- Bai Fangli
- Born: Bai Fangli 23 May 1913 Cang County, Cangzhou, Hebei, China
- Died: 23 September 2005 (aged 92) Tianjin, China
- Occupation: Rickshaw driver

= Bai Fangli =

Chinese pedicab driver and philanthropist

Bai Fangli (白方礼 (Bái Fānglǐ)) was a Chinese pedicab driver in Tianjin who donated 350,000 yuan (US$54,958 in 2015) over a span of 18 years to enable more than 300 poor students to continue with their studies.

==Background==
Bai Fangli was born in Hebei and lived with his wife and his daughter, Bai Jinfeng.

==Charity work==
In 1986–1987, at the age of 74, Bai retired from his pedicab driving job and returned to his hometown in Hebei Province, where he decided to live the rest of his life.
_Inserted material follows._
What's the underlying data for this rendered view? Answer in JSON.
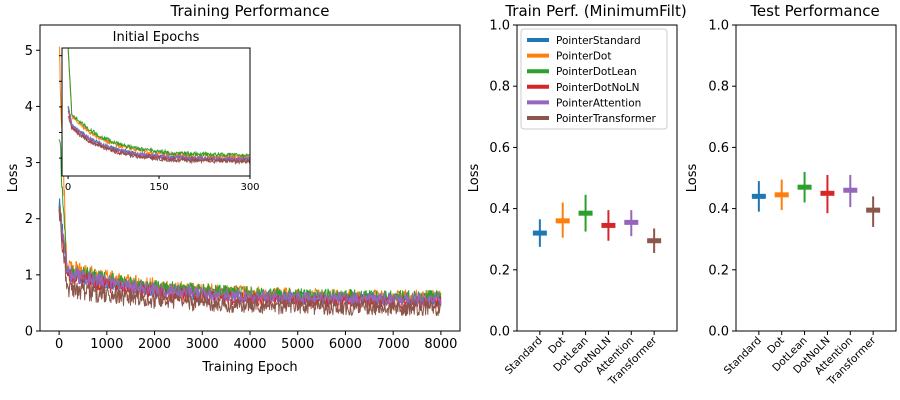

On his way back, he witnessed many children working in the field. Upon learning that they had to drop out of school due to financial difficulties, he decided to go back to his job of driving a pedicab in Tianjin to support the children in receiving education. However, before returning to work, he first donated 5,000 yuan for the cause of their fees. Until 2001, he often worked for long shifts, sometimes 24 hours at a stretch, so that he could make the money to pay the installment for the school fee. He got an accommodation close to the railway and would wait 24 hours a day, eat simple food, and wore secondhand discarded clothes. He also lived in a shabby house in the outskirts of Tianjin and ate humble food, according to local media. In 1996, he opened a small store near Tianjin's railway station to make more money. Most of his income was donated to local schools and universities, such as Nankai University, where he donated 35,000 yuan (US$5,498 in 2015) for the first time in 1996. His entire contribution summed up to 350,000 yuan. In 2001, at the age of nearly 90, he paid his last installment to the Yaohua High School and retired from his job.

==Illness and death==
In May 2005, Bai was sent to a hospital, where he was found to have lung cancer. He had been in a deep coma for about 20 days prior. His health eventually worsened, and he died in that same year at the age of 92.

==Legacy==
In 2004, he was chosen by China Central Television (CCTV) as one of the 20 candidates for the "10 people who touched China's heart" selection.

After hearing that Bai was seriously ill, Nankai University students folded 99 paper cranes in early September 2005 to pray for him.